Esa desconfianza y desprecio es ancestral en muchos sentidos, pero sólo ahora comienza a aflorar de una manera notable. Es ahora cuando la gente se expresa con libertad y facilidad. En función de eso, quizá la pregunta electoral más importante para el próximo año es si, además del resentimiento y la desconfianza, también ha habido un proceso de crecimiento y aprendizaje. Esta pregunta es importante porque una población consciente, que aprende y reconoce las debilidades de un gobierno, es una población que no acepta excesos y abusos, ni verbales ni reales. Por el contrario, una población que sólo ha crecido en su resentimiento pero no ha aprendido nada en el camino, tiende a ser presa fácil de planteamientos demagógicos como los que son visibles todos los días en la prensa nacional.

La disputa sobre el pasado es crucial para el futuro. Lo que en realidad está en juego son los 70 versus los 90, es decir, la visión maximalista del gobierno protector de la sociedad y de los productores versus la visión de una economía de mercado, anclada en la población y el empresariado para el beneficio del consumidor. Ciertamente, ninguno de los dos modelos, ni el de los 70 y ni el de los 90, es perfecto, pues la realidad es siempre más compleja que cualquier modelo. Pero lo verdaderamente interesante de esta disputa es que los 80 no aparecen en el mapa y este es un tema medular, pues los setenta no se pueden explicar sin los 80 y los 90 no se pueden interpretar sin la década antecedente. La realidad es que el país quebró en los 70 por lo insostenible y costoso del proyecto político económico que se instituyó en aquella época y el costo de esa locura se pagó a lo largo de los 80.

Además, mientras nosotros vivíamos en la lujuria petrolera, el resto del mundo entró en la etapa de lo que hoy conocemos como globalización, proceso que revolucionó la manera de producir y funcionar de todas las sociedades del mundo. De esta manera, mientras nosotros pretendíamos que la riqueza era infinita y luego pagábamos los costos de ese terrible error, perdimos la oportunidad de sumarnos a los cambios que sobrecogían al mundo para mejorar la probabilidad de lograr lo único relevante: elevar la tasa de crecimiento económico para crear empleos, disminuir la desigualdad y sentar las bases de un desarrollo sostenible de largo plazo.

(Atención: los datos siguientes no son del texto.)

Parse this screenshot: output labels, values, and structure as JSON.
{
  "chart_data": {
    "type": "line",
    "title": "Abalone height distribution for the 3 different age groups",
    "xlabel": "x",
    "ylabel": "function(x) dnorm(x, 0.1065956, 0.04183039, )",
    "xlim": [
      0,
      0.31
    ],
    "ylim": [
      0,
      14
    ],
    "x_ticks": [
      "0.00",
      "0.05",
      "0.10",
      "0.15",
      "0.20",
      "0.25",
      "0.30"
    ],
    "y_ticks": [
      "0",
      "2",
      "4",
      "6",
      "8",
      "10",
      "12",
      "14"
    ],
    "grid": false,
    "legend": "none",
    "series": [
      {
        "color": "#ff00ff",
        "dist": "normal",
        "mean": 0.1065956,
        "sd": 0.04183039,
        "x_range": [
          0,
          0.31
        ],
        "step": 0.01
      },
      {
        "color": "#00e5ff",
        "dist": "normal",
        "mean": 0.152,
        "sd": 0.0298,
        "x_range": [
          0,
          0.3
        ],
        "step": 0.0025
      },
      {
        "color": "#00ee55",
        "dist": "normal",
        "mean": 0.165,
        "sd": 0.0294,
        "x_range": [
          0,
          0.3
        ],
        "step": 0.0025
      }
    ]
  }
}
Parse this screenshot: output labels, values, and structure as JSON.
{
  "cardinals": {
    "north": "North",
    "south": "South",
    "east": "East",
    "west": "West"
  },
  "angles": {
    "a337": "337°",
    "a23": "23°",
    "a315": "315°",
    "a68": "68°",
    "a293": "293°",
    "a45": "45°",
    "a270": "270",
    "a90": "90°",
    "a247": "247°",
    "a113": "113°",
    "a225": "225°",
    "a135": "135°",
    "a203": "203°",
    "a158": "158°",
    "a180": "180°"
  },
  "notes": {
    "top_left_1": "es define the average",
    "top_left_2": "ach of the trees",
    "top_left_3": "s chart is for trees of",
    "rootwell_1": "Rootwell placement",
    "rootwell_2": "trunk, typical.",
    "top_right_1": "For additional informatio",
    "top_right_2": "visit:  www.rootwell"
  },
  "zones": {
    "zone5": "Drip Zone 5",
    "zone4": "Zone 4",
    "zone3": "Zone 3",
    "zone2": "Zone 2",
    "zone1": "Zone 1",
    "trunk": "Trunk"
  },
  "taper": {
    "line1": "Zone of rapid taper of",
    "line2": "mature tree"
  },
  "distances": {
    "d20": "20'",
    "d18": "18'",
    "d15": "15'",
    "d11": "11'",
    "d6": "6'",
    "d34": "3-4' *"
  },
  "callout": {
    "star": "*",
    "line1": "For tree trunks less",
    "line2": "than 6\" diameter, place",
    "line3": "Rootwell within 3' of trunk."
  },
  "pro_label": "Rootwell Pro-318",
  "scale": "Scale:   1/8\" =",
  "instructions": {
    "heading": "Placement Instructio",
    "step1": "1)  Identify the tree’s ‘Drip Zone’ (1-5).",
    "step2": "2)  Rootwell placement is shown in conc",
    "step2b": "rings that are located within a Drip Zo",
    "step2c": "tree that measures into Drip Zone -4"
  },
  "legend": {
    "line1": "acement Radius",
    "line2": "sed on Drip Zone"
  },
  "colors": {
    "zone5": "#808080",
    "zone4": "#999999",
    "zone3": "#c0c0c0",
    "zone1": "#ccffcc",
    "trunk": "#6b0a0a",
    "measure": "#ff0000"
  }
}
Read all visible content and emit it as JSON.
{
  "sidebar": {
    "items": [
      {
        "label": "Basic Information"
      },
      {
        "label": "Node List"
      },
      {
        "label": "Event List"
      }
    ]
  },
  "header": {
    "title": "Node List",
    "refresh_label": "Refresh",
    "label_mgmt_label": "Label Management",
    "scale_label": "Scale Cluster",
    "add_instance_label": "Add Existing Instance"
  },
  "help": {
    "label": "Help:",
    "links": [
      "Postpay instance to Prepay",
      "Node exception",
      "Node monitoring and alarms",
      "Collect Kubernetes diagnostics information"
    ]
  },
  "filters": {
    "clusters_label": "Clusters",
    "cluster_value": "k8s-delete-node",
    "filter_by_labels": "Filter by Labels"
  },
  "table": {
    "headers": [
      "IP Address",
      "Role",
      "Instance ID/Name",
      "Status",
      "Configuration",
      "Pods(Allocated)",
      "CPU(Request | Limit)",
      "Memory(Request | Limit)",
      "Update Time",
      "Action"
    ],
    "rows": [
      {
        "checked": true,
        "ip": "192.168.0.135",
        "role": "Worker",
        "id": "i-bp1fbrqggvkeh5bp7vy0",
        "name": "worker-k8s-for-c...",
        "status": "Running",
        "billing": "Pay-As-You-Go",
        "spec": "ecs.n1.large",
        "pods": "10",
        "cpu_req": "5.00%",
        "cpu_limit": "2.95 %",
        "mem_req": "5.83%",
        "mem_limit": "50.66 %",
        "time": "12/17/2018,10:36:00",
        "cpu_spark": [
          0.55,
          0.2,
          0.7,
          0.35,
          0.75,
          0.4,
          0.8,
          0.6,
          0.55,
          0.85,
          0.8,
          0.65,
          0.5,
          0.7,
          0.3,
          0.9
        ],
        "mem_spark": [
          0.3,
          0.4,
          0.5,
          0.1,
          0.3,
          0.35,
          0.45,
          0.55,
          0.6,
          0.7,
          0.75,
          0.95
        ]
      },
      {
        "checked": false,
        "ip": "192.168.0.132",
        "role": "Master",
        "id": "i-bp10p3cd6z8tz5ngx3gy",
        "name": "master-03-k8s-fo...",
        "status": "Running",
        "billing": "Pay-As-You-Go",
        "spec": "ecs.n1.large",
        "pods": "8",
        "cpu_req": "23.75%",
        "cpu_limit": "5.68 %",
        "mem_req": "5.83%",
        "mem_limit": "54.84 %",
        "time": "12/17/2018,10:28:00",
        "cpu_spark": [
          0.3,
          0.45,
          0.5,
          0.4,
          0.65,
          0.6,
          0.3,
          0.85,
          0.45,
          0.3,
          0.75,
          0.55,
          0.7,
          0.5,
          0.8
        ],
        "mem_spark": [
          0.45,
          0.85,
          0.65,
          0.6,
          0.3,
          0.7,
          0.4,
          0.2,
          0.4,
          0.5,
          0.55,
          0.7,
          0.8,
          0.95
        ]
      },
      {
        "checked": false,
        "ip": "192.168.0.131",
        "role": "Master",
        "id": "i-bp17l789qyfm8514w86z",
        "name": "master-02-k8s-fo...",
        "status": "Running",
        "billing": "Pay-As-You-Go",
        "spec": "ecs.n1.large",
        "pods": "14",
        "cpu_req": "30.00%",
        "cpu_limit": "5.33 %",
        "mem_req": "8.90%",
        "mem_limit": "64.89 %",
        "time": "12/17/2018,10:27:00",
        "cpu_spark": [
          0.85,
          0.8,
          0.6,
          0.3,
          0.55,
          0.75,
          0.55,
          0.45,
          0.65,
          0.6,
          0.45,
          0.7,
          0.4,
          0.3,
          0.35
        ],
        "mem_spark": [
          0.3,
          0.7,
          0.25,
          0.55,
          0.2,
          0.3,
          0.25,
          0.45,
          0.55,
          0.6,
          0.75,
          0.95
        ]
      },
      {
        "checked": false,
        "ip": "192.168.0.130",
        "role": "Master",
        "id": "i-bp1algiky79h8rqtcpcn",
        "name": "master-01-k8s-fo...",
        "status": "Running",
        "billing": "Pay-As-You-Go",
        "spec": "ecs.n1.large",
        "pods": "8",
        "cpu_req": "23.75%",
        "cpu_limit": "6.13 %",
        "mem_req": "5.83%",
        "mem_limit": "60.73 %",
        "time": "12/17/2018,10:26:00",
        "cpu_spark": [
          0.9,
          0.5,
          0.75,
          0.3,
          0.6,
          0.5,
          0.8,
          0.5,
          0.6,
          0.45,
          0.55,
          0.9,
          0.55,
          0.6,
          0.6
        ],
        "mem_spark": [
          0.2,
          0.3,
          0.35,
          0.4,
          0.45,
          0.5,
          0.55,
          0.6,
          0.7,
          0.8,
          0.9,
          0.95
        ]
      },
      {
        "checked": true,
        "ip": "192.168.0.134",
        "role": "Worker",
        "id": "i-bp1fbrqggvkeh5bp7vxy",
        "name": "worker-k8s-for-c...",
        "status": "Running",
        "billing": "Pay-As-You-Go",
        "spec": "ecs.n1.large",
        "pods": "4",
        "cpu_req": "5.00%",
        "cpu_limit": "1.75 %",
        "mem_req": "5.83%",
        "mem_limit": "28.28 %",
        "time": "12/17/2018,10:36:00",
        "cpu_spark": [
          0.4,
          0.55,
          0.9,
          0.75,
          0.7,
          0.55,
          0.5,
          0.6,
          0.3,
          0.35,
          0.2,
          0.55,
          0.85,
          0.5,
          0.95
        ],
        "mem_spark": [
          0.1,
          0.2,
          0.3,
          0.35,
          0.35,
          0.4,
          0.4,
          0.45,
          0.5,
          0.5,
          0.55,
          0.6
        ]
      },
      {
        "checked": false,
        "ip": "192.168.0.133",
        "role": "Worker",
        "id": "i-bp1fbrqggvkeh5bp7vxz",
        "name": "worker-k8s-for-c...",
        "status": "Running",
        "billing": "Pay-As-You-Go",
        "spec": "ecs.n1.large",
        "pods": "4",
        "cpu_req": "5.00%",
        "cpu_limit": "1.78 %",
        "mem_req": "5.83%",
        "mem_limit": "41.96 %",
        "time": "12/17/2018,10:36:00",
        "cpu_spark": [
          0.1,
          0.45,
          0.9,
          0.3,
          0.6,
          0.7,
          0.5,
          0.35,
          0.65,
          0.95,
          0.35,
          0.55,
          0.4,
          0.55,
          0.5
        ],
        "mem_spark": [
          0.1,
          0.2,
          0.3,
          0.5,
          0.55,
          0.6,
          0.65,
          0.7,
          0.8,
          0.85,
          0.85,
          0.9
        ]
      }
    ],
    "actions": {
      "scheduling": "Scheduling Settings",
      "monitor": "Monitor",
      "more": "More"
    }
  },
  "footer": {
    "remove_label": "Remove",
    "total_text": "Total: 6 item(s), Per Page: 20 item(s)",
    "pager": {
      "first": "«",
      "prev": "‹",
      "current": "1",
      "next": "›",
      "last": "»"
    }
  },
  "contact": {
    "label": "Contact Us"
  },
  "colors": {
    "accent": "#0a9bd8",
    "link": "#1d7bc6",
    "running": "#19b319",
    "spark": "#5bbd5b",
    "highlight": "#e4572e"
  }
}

El modelo que se puso en marcha en los 90 fue una respuesta a los retos que la globalización imponía, pero muy a la mexicana. En lugar de hacerlo de manera determinada y cabal, se hizo a medias, sin reglas del juego certeras y sin tocar intereses clave que hoy son el principal impedimento al crecimiento económico de corto plazo y al desarrollo en general. Ya que es obvio que la globalización no va a cambiar para ajustarse a las preferencias de algunos mexicanos, lo conducente sería comenzar a corregir los errores de esa era, afianzar una estrategia de desarrollo centrada en el consumidor y crear condiciones para que toda la población se pueda sumar a semejante empresa.

La tensión que hoy existe en la sociedad mexicana es producto de los cabos sueltos que quedan del pasado. Como sugiere el chiste armenio, mientras no seamos capaces de resolver las disputas que de ahí emanan, lo dominante en la sociedad mexicana seguirá siendo la incertidumbre, el desprecio a los políticos y, en consecuencia, la parálisis.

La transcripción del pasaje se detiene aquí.